R : "Assurément et nous aurions aimé que cet éminent historien nous confirme au-delà des causes présumées de ce drame le fait «qu’il s’agit d’un cas quasi unique dans l’histoire où une armée invaincue et présente sur les lieux laisse massacrer ses ressortissants sans pratiquement intervenir et ce en temps de paix» C’est là selon nous une des causes principale de l’occultation de ce massacre du moins en France.
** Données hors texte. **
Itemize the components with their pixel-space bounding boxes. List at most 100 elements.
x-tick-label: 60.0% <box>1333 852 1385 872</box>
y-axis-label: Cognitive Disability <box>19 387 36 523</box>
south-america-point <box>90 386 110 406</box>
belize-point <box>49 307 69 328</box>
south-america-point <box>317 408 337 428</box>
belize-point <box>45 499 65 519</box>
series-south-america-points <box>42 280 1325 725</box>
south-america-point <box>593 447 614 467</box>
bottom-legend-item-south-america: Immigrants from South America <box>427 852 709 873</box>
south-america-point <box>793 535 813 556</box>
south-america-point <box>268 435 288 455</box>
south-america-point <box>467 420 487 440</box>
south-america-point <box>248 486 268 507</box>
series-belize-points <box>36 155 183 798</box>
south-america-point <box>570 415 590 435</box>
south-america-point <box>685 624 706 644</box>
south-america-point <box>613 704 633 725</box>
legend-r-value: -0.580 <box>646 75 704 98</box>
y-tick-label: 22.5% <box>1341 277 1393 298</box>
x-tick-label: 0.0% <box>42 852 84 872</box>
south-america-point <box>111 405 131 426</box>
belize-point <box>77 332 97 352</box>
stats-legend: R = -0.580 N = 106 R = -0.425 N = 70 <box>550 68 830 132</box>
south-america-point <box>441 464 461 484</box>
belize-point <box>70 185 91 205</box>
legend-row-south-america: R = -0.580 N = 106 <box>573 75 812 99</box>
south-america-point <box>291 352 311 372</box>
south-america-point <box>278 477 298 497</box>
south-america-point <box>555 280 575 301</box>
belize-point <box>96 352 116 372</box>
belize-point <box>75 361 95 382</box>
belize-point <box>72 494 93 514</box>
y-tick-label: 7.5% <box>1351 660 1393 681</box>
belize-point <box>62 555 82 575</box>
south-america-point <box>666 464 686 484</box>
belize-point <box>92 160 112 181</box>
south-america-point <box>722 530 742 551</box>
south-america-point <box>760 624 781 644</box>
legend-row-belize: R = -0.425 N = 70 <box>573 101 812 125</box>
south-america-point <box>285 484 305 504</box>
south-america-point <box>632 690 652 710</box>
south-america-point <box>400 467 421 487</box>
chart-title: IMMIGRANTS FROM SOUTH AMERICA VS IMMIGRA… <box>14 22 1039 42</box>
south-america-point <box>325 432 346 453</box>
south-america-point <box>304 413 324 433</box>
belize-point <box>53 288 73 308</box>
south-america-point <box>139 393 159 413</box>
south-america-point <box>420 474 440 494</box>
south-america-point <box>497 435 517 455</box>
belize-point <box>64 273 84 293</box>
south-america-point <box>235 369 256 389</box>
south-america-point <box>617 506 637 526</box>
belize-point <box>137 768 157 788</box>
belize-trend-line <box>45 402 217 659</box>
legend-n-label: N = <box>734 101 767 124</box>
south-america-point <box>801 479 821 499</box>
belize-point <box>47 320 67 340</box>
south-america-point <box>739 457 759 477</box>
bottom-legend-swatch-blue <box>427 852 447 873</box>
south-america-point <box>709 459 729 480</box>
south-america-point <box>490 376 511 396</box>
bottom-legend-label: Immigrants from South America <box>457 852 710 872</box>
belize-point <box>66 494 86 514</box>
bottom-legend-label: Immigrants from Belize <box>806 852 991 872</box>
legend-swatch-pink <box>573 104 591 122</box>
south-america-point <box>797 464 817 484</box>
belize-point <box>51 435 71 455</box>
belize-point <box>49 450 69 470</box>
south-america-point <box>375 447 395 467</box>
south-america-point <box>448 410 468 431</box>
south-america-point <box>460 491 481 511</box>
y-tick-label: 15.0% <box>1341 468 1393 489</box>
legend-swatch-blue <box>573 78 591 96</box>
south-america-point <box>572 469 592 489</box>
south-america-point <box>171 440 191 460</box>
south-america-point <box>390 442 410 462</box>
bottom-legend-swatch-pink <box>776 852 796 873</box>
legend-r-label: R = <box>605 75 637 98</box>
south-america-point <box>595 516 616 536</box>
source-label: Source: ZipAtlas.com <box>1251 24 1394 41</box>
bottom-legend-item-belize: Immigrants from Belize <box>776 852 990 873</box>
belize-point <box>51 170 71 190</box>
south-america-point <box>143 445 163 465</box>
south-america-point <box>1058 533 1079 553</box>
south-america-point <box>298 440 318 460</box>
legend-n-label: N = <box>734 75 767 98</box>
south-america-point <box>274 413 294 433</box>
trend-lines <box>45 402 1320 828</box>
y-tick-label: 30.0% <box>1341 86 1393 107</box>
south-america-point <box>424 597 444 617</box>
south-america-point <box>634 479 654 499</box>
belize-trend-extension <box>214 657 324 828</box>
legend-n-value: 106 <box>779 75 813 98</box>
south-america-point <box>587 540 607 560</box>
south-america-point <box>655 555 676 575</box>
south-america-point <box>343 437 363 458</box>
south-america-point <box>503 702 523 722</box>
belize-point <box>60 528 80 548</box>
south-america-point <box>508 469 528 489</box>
 Mais il est très important de ne pas négliger Guy Pervillé qui précise en préambule de ses conclusions «Nous pouvons penser que désormais la plus grande partie des progrès nouveaux que nous pouvons encore espérer viendra de la révélation de sources algériennes (orales ou écrites) pour le moment secrètes et c’est pourquoi pour les conclusions, je prends le risque de les présenter ici comme étant considérées "approximatives et provisoires".

 Dont acte il faudrait en tenir compte au crédit de l’historien qui a présenté honnêtement toutes les thèses en présence.

Bien cordialement

Ginés Delga membre du groupe de recherches contributeur "Histoire de l’Algérie".